The answer to both questions is yes. A serious flaw riddled Fryer’s data: it did not distinguish between the likelihood of getting shot when being accosted by police for a traffic infraction or for shooting up a church—only the likelihood of getting shot. As noted journalist Dara Lind cogently argues, “When people talk about racial disparities in police use of force, they’re usually not asking, Is a black American stopped by police treated the same as a white American in the same circumstances? . . . They’re saying that black Americans are more likely to get stopped by police, which makes them more likely to get killed.”

*

Beloved, surely you understand how vexed we are by our situation. Surely you understand how the legacy of terror stalks us at every turn, dogs our every step. Surely you understand that police brutality pounds our lives in unrelenting waves. Can you not see that too many cops kill us off like animals without a second thought?
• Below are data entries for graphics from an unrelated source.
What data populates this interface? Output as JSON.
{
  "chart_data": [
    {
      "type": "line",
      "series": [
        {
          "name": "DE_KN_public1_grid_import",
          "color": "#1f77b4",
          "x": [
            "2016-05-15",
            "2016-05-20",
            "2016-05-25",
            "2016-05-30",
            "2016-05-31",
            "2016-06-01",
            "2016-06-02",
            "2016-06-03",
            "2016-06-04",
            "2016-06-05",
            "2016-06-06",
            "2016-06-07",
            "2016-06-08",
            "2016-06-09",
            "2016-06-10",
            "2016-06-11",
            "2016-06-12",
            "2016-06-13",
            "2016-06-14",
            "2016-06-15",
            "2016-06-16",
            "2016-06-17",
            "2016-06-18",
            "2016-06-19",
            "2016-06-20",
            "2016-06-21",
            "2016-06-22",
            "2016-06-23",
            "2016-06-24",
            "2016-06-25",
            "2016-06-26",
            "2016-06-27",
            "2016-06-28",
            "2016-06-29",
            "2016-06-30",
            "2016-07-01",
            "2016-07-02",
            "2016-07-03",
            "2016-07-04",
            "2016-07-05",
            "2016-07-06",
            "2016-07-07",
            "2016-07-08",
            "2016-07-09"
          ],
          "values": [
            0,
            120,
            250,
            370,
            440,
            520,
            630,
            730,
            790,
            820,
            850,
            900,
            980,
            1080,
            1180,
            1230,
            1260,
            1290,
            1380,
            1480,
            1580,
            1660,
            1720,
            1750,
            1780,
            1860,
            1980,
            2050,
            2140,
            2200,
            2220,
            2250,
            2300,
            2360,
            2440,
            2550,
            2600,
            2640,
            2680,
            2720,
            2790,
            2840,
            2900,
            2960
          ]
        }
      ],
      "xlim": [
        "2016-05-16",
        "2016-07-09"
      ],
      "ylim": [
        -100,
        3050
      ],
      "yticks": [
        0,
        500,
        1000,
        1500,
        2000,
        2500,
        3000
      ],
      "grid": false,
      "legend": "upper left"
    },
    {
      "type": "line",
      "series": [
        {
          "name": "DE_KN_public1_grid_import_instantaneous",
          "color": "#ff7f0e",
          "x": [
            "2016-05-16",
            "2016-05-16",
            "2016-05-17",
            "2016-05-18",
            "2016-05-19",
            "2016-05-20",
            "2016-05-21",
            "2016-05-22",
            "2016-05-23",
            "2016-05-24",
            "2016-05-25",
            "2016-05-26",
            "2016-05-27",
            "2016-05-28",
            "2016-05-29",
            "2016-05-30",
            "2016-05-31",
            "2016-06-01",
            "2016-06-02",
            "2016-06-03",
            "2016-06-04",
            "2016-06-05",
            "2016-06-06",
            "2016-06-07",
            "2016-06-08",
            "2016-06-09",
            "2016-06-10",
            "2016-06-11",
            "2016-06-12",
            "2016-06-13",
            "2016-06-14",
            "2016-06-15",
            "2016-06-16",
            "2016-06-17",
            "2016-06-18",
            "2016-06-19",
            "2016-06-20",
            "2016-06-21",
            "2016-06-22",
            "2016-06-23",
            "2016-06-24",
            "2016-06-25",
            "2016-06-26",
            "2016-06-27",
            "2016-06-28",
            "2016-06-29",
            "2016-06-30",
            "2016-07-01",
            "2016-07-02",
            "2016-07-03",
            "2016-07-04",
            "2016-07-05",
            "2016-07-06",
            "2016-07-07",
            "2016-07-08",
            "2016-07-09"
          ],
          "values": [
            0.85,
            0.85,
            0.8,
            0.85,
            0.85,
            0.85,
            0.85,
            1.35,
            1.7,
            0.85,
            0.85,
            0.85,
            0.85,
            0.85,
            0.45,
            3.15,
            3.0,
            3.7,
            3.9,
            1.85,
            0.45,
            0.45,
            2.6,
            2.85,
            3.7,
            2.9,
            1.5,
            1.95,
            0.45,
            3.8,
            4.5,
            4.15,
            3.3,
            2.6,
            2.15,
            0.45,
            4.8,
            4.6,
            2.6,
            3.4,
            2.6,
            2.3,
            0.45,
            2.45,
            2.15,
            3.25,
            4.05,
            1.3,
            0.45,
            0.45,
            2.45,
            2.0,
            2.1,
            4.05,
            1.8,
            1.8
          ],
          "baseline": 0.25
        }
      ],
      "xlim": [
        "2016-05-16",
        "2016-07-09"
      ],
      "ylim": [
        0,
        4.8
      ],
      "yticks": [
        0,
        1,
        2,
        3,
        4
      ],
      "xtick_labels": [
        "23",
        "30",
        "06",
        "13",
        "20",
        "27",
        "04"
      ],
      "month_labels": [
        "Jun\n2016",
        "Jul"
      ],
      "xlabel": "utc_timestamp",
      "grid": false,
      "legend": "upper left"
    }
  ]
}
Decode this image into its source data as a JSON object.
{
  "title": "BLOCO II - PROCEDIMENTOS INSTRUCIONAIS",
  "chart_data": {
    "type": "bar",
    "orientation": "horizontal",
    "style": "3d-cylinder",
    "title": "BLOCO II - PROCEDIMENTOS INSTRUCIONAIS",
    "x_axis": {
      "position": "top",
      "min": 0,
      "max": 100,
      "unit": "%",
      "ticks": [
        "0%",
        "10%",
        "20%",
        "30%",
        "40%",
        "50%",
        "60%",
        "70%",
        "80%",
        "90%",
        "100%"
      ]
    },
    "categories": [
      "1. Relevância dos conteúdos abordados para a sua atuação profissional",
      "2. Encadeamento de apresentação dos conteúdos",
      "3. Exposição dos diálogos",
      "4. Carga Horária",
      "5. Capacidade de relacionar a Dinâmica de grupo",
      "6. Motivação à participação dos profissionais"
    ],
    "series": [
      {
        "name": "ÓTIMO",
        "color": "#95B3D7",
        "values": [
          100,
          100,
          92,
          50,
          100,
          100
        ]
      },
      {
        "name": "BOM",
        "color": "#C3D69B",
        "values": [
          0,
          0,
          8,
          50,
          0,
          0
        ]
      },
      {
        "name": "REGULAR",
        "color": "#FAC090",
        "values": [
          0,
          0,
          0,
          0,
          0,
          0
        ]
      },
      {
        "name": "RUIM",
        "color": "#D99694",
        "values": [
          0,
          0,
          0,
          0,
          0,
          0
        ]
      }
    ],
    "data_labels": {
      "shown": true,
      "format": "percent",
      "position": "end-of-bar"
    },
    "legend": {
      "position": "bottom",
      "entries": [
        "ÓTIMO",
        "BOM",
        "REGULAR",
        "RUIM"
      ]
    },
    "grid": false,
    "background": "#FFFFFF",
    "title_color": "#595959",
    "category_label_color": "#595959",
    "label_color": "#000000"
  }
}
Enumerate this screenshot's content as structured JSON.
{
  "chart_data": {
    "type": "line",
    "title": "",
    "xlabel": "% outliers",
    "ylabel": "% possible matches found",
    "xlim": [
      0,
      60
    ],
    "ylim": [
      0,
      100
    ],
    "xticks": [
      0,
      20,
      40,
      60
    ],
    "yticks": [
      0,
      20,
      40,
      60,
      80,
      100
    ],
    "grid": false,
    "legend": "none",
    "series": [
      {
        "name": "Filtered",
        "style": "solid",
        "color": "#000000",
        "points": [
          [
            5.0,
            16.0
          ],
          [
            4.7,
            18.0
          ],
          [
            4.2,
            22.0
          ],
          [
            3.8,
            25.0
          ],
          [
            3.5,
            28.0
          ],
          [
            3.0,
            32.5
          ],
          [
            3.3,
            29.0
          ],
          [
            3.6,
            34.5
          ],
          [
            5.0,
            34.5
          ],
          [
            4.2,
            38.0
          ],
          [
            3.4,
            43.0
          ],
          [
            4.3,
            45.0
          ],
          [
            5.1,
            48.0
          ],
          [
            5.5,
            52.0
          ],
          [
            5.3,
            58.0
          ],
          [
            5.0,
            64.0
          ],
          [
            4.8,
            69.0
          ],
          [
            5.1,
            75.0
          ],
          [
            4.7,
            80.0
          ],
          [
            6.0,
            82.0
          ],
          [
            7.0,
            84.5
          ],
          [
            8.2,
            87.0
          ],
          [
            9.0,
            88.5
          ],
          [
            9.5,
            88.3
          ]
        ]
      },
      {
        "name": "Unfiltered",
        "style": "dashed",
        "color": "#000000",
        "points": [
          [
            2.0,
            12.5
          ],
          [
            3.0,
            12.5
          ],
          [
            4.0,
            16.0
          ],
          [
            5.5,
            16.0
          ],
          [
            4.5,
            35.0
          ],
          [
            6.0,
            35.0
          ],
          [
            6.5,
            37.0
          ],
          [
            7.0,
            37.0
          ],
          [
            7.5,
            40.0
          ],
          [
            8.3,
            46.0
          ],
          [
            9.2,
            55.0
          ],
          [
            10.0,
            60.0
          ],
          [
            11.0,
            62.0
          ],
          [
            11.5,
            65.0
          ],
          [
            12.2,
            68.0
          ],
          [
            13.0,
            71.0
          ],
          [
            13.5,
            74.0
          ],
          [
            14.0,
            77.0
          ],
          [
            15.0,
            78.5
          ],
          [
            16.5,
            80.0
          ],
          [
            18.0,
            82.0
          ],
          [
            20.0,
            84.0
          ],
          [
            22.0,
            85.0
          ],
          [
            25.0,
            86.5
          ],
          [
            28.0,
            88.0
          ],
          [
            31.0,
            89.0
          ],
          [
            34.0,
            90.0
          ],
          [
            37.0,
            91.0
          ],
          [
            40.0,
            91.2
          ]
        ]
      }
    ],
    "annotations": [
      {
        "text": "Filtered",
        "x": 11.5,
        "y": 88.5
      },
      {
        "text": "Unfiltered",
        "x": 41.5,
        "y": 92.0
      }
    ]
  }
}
For God’s sake, imagine little Johnny being executed because he drank too much liquor and mouthed off at the cops. Imagine little Jill getting her long blonde hair yanked and her arms pulled behind her back and being slapped around and beat down because she dared ask why she was being stopped. Or being thrown around her classroom because she didn’t want to give up her phone. Imagine seeing video of cops high-fiving each other after one of them heartlessly shoots down your unarmed buddy Larry for no good reason. Imagine hearing one cop whisper to a fellow cop that he should make sure his body camera is turned off.

Beloved, you must not be defensive when you hear our hurt. We who proclaim the terror of cops do not hate all cops. We hate what cops have been made to be. We hate how cops hate us. We hate that cops don’t treat us the way they treat you.